12 Danses allemandes (Deutsche Tänze), K. 586
볼프강 아마데우스 모차르트 작

Les 12 Danses allemandes (K. 586) de Mozart forment un recueil tardif viennois de danses sociales pour orchestre, composé à Vienne en décembre 1789, alors que le compositeur a 33 ans. Écrites pour la tradition des bals de cour des Redoutensäle, elles montrent comment Mozart pouvait transformer une musique de bal fonctionnelle en de véritables miniatures de caractère — richement colorées, menées avec un sens théâtral du tempo, et souvent surprenantes par leur orchestration.
Origines et contexte
À la fin des années 1780, Wolfgang Amadeus Mozart (1756–1791) n’écrivait pas seulement des opéras, des concertos et des œuvres de musique de chambre destinés à la scène publique, mais aussi d’importantes quantités de musique de danse liées à la vie de cour. En décembre 1787, il reçut le poste de compositeur de chambre royal et impérial (Kammercompositeur) auprès de l’empereur Joseph II, une charge dont l’obligation pratique consistait à fournir des danses pour les bals annuels de la saison du Carnaval donnés dans les Redoutensäle (les salles de bal publiques du complexe de la Hofburg).
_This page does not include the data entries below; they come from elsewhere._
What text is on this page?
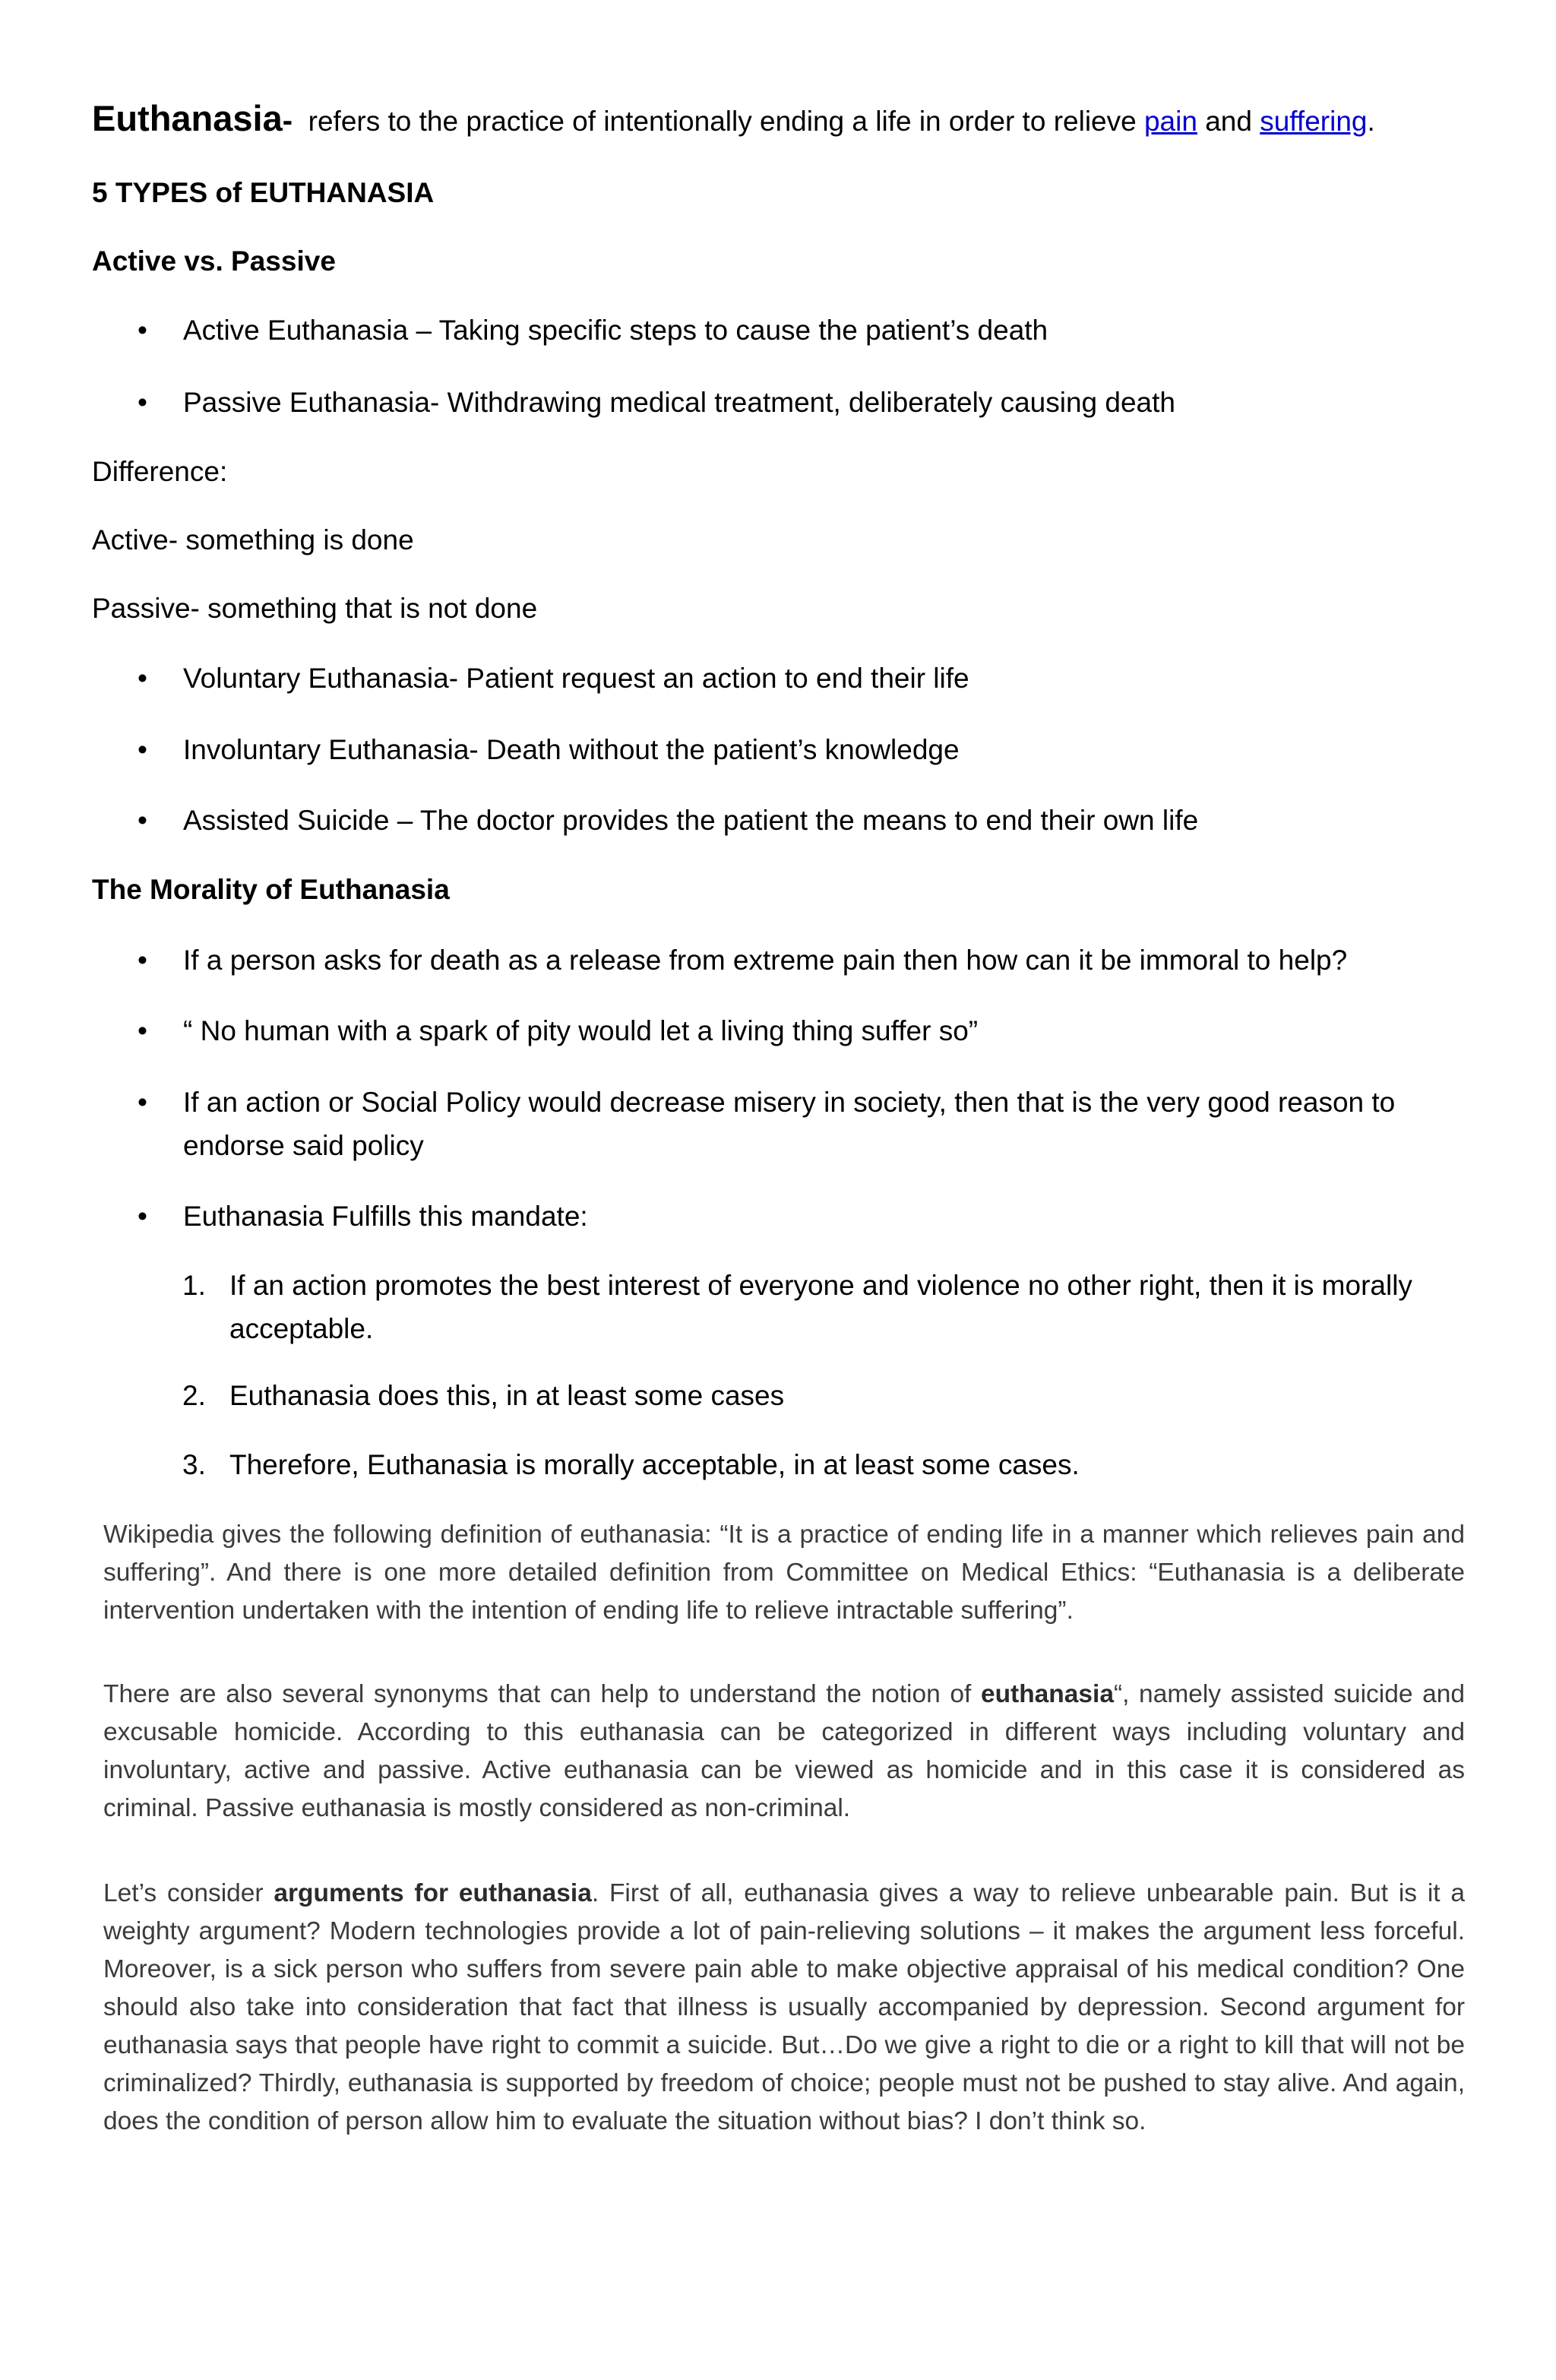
Euthanasia-  refers to the practice of intentionally ending a life in order to relieve pain and suffering.
5 TYPES of EUTHANASIA
Active vs. Passive
• Active Euthanasia – Taking specific steps to cause the patient’s death
• Passive Euthanasia- Withdrawing medical treatment, deliberately causing death
Difference:
Active- something is done
Passive- something that is not done
• Voluntary Euthanasia- Patient request an action to end their life
• Involuntary Euthanasia- Death without the patient’s knowledge
• Assisted Suicide – The doctor provides the patient the means to end their own life
The Morality of Euthanasia
• If a person asks for death as a release from extreme pain then how can it be immoral to help?
• “ No human with a spark of pity would let a living thing suffer so”
• If an action or Social Policy would decrease misery in society, then that is the very good reason to endorse said policy
• Euthanasia Fulfills this mandate:
1. If an action promotes the best interest of everyone and violence no other right, then it is morally acceptable.
2. Euthanasia does this, in at least some cases
3. Therefore, Euthanasia is morally acceptable, in at least some cases.
Wikipedia gives the following definition of euthanasia: “It is a practice of ending life in a manner which relieves pain and suffering”. And there is one more detailed definition from Committee on Medical Ethics: “Euthanasia is a deliberate intervention undertaken with the intention of ending life to relieve intractable suffering”.
There are also several synonyms that can help to understand the notion of euthanasia“, namely assisted suicide and excusable homicide. According to this euthanasia can be categorized in different ways including voluntary and involuntary, active and passive. Active euthanasia can be viewed as homicide and in this case it is considered as criminal. Passive euthanasia is mostly considered as non-criminal.
Let’s consider arguments for euthanasia. First of all, euthanasia gives a way to relieve unbearable pain. But is it a weighty argument? Modern technologies provide a lot of pain-relieving solutions – it makes the argument less forceful. Moreover, is a sick person who suffers from severe pain able to make objective appraisal of his medical condition? One should also take into consideration that fact that illness is usually accompanied by depression. Second argument for euthanasia says that people have right to commit a suicide. But…Do we give a right to die or a right to kill that will not be criminalized? Thirdly, euthanasia is supported by freedom of choice; people must not be pushed to stay alive. And again, does the condition of person allow him to evaluate the situation without bias? I don’t think so.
Cette tâche en apparence modeste s’avéra féconde sur le plan artistique : les danses allemandes, menuets et contredanses de Mozart de ces années constituent une « production parallèle » singulière, révélant un compositeur capable d’écrire vite tout en pensant en termes de couleur instrumentale, de styles typés et d’effet sur le public.[3][4]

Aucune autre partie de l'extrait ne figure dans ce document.